Brazil's President Lula in Shanghai on visit to boost economic ties with China
Brazil President Luiz Inacio Lula da Silva promised on Thursday that "Brazil is back!" during a state visit to China aimed at strengthening trade ties.
Lula, who arrived in Shanghai on Wednesday night, is seeking to reposition Brazil as a key global player after four years of relative isolation under his predecessor Jair Bolsonaro.
"The time when Brazil was absent from major world decisions is in the past," Lula said at a ceremony to inaugurate his political ally Dilma Rousseff as president of the BRICS New Development Bank.
"We are back on the international stage, after an inexplicable absence."
Lula spent Thursday in Shanghai before heading to the Chinese capital to meet his counterpart Xi Jinping on Friday.
The Shanghai leg of Lula's trip has highlighted another key goal of the visit – to deepen economic links between the two countries.
China is Brazil's biggest export market, buying tens of billions of dollars worth of soybeans, beef and iron ore.
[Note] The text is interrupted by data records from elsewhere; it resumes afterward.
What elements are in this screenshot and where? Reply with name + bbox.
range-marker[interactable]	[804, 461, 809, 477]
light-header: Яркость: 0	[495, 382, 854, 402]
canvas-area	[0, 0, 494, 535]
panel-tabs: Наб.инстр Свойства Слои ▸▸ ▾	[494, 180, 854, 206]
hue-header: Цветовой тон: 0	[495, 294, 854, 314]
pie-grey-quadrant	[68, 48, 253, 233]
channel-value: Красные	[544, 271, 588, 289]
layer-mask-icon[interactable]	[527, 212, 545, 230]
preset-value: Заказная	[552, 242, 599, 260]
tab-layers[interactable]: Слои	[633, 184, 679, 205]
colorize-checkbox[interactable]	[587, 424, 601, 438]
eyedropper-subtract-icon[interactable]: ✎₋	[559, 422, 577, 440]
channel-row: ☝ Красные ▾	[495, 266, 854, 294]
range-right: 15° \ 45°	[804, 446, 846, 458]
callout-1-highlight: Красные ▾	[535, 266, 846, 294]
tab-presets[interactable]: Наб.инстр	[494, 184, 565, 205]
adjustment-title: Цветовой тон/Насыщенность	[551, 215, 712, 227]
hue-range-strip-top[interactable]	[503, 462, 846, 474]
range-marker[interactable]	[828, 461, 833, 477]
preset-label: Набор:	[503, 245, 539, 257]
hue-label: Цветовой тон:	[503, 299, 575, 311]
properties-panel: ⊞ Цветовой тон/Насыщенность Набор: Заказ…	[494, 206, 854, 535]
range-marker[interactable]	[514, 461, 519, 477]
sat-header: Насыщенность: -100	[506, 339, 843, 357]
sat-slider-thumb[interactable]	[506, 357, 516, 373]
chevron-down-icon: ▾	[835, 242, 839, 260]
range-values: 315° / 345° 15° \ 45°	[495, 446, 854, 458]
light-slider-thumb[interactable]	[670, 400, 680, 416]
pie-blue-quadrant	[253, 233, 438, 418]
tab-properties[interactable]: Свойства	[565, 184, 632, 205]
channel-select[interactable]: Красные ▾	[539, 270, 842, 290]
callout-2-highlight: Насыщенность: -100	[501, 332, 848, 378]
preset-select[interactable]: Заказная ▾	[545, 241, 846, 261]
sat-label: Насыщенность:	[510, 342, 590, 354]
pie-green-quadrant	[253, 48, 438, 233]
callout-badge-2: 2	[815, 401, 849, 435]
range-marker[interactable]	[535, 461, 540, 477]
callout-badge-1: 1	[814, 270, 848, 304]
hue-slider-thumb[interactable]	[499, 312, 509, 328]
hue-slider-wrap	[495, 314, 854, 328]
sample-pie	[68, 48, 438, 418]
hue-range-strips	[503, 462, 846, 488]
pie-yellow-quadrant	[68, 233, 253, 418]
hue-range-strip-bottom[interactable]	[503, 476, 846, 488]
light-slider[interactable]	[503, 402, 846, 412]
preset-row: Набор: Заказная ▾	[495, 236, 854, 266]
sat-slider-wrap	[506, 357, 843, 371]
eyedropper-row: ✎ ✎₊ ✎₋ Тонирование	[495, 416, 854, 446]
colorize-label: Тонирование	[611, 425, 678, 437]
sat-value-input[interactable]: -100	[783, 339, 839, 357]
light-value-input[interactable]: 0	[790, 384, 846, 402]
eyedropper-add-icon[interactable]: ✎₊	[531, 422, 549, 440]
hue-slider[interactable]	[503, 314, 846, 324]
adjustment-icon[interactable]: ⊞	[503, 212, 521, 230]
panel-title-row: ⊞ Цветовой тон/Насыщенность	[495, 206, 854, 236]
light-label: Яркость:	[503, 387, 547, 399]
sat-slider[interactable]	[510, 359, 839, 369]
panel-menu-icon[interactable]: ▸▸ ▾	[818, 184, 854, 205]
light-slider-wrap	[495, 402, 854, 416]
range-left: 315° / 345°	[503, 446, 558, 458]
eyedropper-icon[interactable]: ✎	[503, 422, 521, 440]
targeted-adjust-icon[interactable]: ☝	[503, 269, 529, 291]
Rousseff, a former leader of Brazil, will head the NDB, a multilateral lender jointly set up by Brazil, China, Russia, India and South Africa, until 2025.
"The New Development Bank is the product of a partnership among BRICS countries with a view to creating a world with less poverty, less inequality and more sustainability. In taking office as bank president, Ms Dilma Rousseff brings her extensive background and knowledge on public policies and the international scene, thus strengthening NDB's leading role in achieving a better world, without poverty or hunger," said Lula in a speech.
In Rousseff's speech, she stressed the commitment of the NDB to support Brazil in achieving sustainable development goals and highlighted the importance of Lula's visit to strengthen the cooperation between the NDB and Brazil.
After the inauguration ceremony, Lula visited a research center run by Chinese telecom giant Huawei.
Video on the official Brazilian presidential Twitter account showed Lula being greeted by musicians in traditional dress playing classical Chinese instruments.
Huawei's chair then walked him through an exhibition showcasing the company's extensive presence in Brazil.
Lula later tweeted that he had been given a presentation on 5G and solutions in telemedicine, education and connectivity, describing it as "a very strong investment in research and education."
He was also set to meet the head of China's biggest electric carmaker BYD, which said in October that it planned to set up a vehicle manufacturing plant in northern Brazil's Bahia after Ford Motors closed its factory there.
The company is already making electric buses and cars in Brazil for the Latin American market.
Back in the office from January after having led Brazil from 2003 to 2010, Lula is seeking to smooth relations with China, after ties deteriorated under Bolsonaro.
He was initially scheduled to make the trip in late March but had to postpone it after coming down with pneumonia.
About 40 high-level officials are accompanying him on the rescheduled visit, including cabinet ministers, governors and members of Congress.